Ce qui devait être l’un des plus beaux moments de leur vie s’est rapidement transformé en un véritable parcours du combattant. À Charleville-Mézières, un jeune couple a découvert avec stupéfaction que leur petite fille avait été officiellement déclarée… comme un garçon.
Une naissance attendue qui vire à l’incompréhension
Le 26 février 2026, Mathilde et Loïc accueillent leur premier enfant, une petite fille prénommée Romy. Quelques jours plus tard, comme tous les nouveaux parents, ils effectuent les démarches nécessaires auprès de l’état civil afin de déclarer la naissance de leur bébé.
Tout semble se dérouler normalement jusqu’au moment où ils relisent l’acte de naissance remis par la mairie. Une mention attire immédiatement leur attention : le document indique que Romy est de sexe masculin.
Surpris mais confiants, les parents pensent alors qu’il s’agit d’une simple erreur facilement rectifiable. Ils retournent aussitôt au service concerné afin de signaler le problème.
Une erreur impossible à effacer
À leur grande surprise, la réponse des services administratifs est loin d’être rassurante. On leur explique que les informations ont déjà été transmises et qu’il n’est plus possible de modifier directement l’acte.
Une simple mention corrective est alors ajoutée au bas du document, précisant que l’enfant est bien de sexe féminin. Mais l’erreur initiale reste visible sur l’acte officiel.
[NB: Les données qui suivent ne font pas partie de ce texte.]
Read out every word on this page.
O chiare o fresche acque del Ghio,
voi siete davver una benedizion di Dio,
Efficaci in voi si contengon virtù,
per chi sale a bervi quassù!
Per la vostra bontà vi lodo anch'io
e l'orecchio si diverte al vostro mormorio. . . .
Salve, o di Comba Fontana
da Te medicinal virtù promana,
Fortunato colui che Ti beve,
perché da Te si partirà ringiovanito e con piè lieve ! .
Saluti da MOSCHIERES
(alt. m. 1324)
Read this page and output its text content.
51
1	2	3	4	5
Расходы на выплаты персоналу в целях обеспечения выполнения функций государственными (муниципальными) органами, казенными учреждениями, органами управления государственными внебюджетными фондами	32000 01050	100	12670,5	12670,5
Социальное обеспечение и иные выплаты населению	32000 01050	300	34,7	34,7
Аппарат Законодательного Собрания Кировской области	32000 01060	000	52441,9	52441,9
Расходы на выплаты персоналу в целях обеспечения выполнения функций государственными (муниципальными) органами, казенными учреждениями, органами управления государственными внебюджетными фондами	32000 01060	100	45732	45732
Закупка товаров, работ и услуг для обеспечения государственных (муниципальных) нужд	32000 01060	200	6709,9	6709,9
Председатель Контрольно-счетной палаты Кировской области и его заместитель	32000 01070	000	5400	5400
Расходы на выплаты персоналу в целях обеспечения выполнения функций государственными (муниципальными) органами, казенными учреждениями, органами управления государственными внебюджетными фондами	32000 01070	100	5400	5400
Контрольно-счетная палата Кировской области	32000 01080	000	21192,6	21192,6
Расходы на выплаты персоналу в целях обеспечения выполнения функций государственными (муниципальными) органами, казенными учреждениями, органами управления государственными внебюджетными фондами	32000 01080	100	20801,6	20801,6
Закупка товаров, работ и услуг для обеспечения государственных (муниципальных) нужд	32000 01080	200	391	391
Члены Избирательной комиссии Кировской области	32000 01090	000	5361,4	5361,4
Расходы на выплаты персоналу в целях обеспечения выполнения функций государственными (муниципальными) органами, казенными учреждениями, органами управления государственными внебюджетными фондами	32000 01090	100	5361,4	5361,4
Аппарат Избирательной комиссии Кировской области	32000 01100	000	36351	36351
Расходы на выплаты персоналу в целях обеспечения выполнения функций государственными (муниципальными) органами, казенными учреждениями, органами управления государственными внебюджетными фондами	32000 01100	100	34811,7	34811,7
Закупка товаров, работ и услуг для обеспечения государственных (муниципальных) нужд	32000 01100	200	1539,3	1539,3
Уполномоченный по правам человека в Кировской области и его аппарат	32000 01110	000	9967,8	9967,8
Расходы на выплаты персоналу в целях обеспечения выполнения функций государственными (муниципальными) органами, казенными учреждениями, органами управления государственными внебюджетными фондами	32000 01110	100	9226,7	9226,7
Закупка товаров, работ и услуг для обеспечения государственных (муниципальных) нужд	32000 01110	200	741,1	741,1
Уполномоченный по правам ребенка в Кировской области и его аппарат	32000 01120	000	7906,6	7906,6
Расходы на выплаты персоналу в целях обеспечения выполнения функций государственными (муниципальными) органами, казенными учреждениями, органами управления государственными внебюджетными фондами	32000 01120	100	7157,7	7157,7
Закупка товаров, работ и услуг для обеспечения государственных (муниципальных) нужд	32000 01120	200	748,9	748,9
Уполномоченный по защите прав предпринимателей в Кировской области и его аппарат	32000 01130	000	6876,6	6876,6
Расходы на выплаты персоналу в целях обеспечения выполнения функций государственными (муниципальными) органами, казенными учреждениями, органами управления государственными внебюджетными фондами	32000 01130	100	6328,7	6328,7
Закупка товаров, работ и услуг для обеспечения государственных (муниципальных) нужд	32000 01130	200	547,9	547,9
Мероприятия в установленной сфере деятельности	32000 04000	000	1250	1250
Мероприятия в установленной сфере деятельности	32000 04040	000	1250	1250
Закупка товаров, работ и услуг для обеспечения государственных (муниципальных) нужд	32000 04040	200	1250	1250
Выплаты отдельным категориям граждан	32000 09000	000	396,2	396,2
Pour les parents, cette solution apparaît incompréhensible. Ils pensaient régler le problème en quelques minutes. Ils découvrent au contraire que l’administration française encadre très strictement les actes d’état civil, rendant toute modification particulièrement complexe.
Les complications s’enchaînent
Quelques semaines plus tard, un nouveau problème surgit lorsque le couple récupère son livret de famille.
À leur stupeur, le document mentionne toujours Romy comme étant leur fils. La correction apportée sur l’acte de naissance n’a visiblement pas été prise en compte lors de l’édition du livret.
Les difficultés ne s’arrêtent pas là. Même les organismes administratifs semblent avoir enregistré l’information erronée. L’Assurance maladie attribue notamment à l’enfant un numéro de sécurité sociale correspondant à un garçon.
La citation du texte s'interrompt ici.